In the design process there are usually a couple of routes to increase difficulty of content. One way is to increase the amount of mechanics and AI of of the monsters, like how danmaku games Touhou does it or like Devil May Cry difficulty modes where the AI is significantly more “intelligent”.
The other way is what most MMOs do, introduce more damage and hp to signify higher difficulty. This is what ToS does, but unfortunately this method comes with a fatal flaw. As the level gets higher, the stats of the monsters will get higher and higher. Skills that don’t follow percentage values will start to fall out as non-viable as they can’t chew down the hp of the monster at a comfortable pace.
We start seeing this hasted design choice from 240 level onwards, where the “difficulty curve” starts getting higher (suddenly 90-110k hp mobs) and the R7 classes start to have a big gap in damage compared to the R6 counterparts. In R8 it becomes more evident where a level 1 rank8 skill starts to have damage equal to a full 3 circle rank4-5 class.
This is where balancing starts to crumble.
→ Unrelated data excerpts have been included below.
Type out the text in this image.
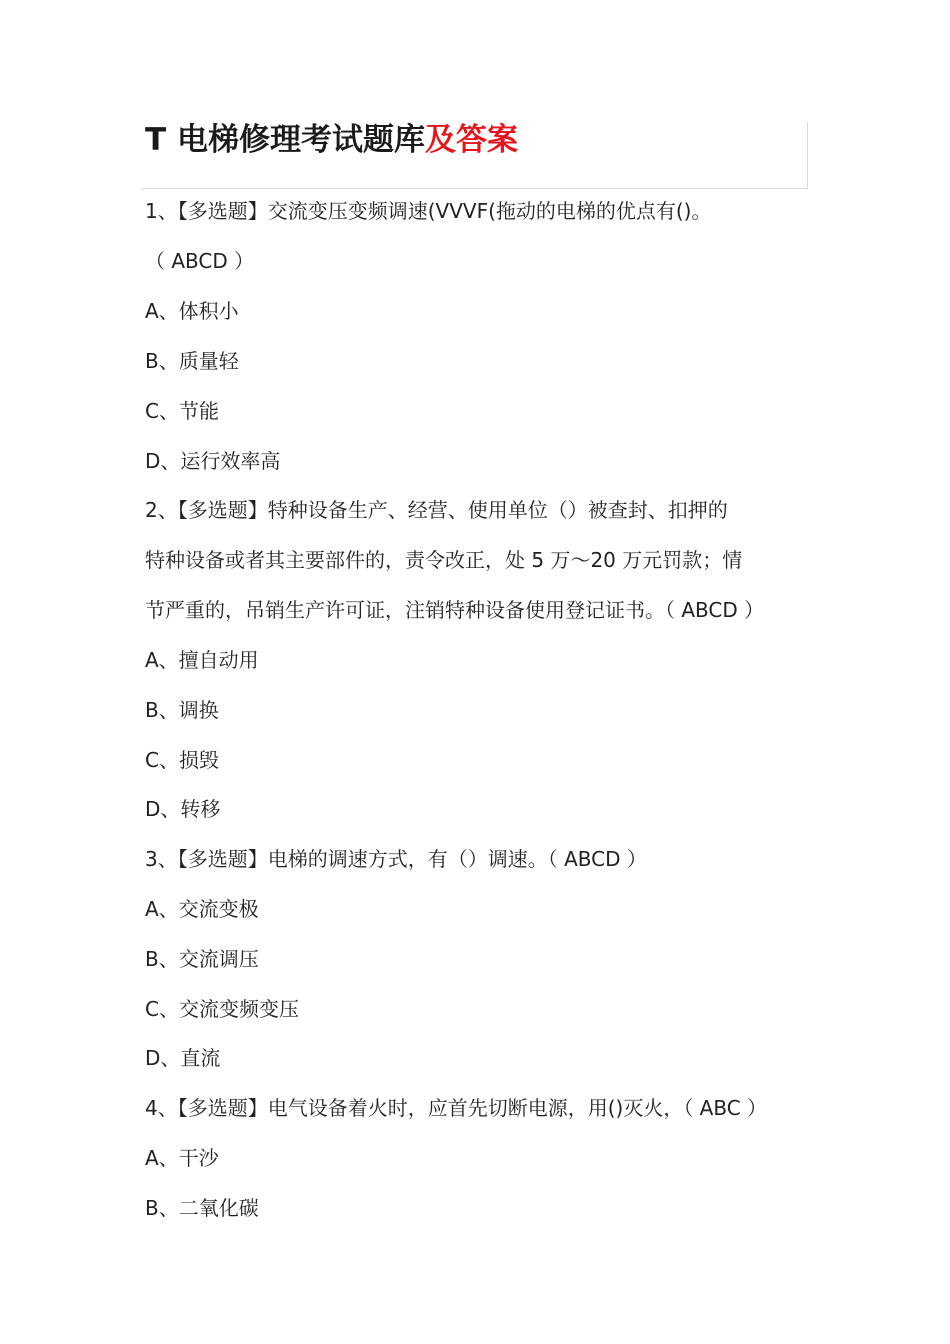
T 电梯修理考试题库及答案
1、【多选题】交流变压变频调速(VVVF(拖动的电梯的优点有()。
（ ABCD ）
A、体积小
B、质量轻
C、节能
D、运行效率高
2、【多选题】特种设备生产、经营、使用单位（）被查封、扣押的
特种设备或者其主要部件的，责令改正，处 5 万～20 万元罚款；情
节严重的，吊销生产许可证，注销特种设备使用登记证书。（ ABCD ）
A、擅自动用
B、调换
C、损毁
D、转移
3、【多选题】电梯的调速方式，有（）调速。（ ABCD ）
A、交流变极
B、交流调压
C、交流变频变压
D、直流
4、【多选题】电气设备着火时，应首先切断电源，用()灭火，（ ABC ）
A、干沙
B、二氧化碳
The game is balanced around R8 class damage, and early classes which can’t get to that damage starts to drop off. This power difference creates a rift where only the classes which can proceed comfortably (in both damage and damage mitigation) becomes the meta.
And it spirals down to players feeling frustrated as their build becomes “outdated” due to the power creep the game introduces as “higher difficulty” content. So much as they want a reset.
So yeah, everything is connected. If IMC continues on with this power creep and new class implementation, sooner or later even high damage C7 classes like musketeer will be left in the dust too.